L'année 2015 marquait la première année où le Centre sur la productivité et la prospérité s'intéressait à l'éducation dans son rapport annuel. «On n'était jamais allés voir parce qu'on se disait qu'au Québec, la santé et l'éducation avaient toujours été la priorité. On s'est rendu compte que dans le cas de l'éducation, c'est de la foutaise.»

Les dépenses en éducation par habitant de moins de 30 ans sont plus faibles que partout ailleurs au pays, selon le rapport de HEC. «Quand une société devient moins riche, comme c'est le cas au Québec, on ne devrait pas investir moins en éducation, on devrait investir plus. Il n'existe pas d'investissement plus rentable que l'éducation.»

Ce manque à gagner ne doit pas être confondu avec le débat sur les frais de scolarité, prévient Robert Gagné. «Peu importe comment on se partage la facture, elle doit être augmentée.»

Pour ce faire, son groupe propose deux solutions. D'une part, mettre en place une maternelle gratuite, non obligatoire, pour tous les enfants de quatre ans. D'autre part, revoir le deuxième cycle du secondaire de manière à ce que des élèves soient dirigés vers des diplômes d'études professionnelles à même le cheminement régulier. «Ceux qui ne sont pas faits pour poursuivre des études postsecondaires ne devraient pas avoir à aller étudier dans une autre école avec des adultes pour se former.»

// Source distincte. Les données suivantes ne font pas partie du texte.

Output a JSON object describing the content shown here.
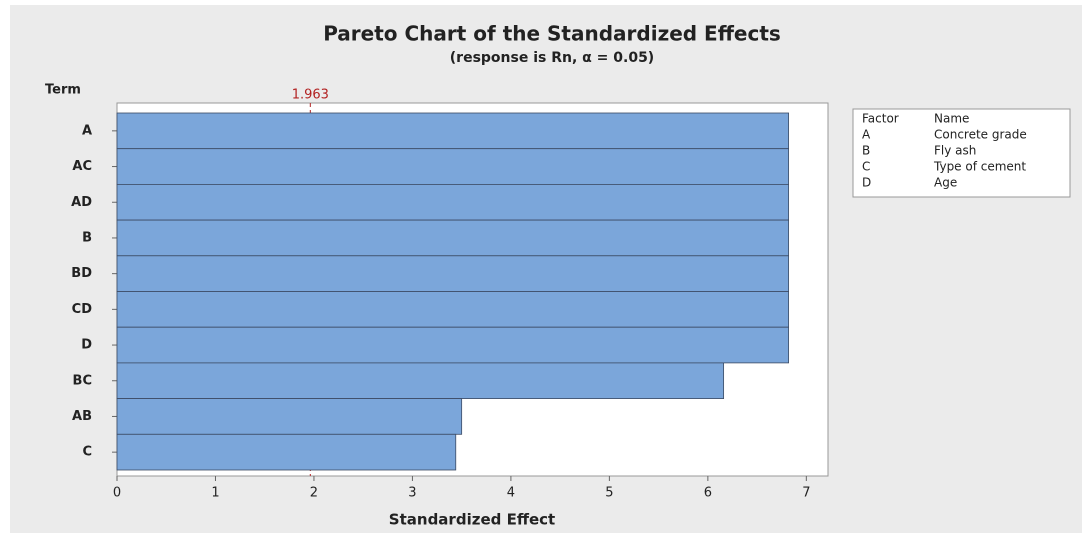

Des constats qui s'appliquent aussi à Québec

Bien qu'il n'a eu le temps que de survoler le rapport du Centre sur la productivité et la prospérité, le président de la chambre de commerce de Québec, Alain Aubut, constatait que les grands constats énoncés s'appliquent à la région de Québec. «Cela vient seulement appuyer notre perception.»

Si M. Aubut est d'accord que les ressources humaines doivent être majorées grâce à l'éducation, il souhaite, par ailleurs, que le gouvernement soit plus sélectif dans le choix des entreprises internationales qu'il attire. «Il ne faut pas que ce soit dans des secteurs où on manque déjà de main-d'oeuvre qualifiée.» 

Quant aux politiques économiques qui changent selon le gouvernement en place, Alain Aubut va plus loin que Robert Gagné. Il propose la création d'une agence à part entière attitrée au développement économique, plutôt que cette responsabilité soit confiée à un ministère. «Quelque chose comme la Caisse de dépôt, indépendant des changements de gouvernement.»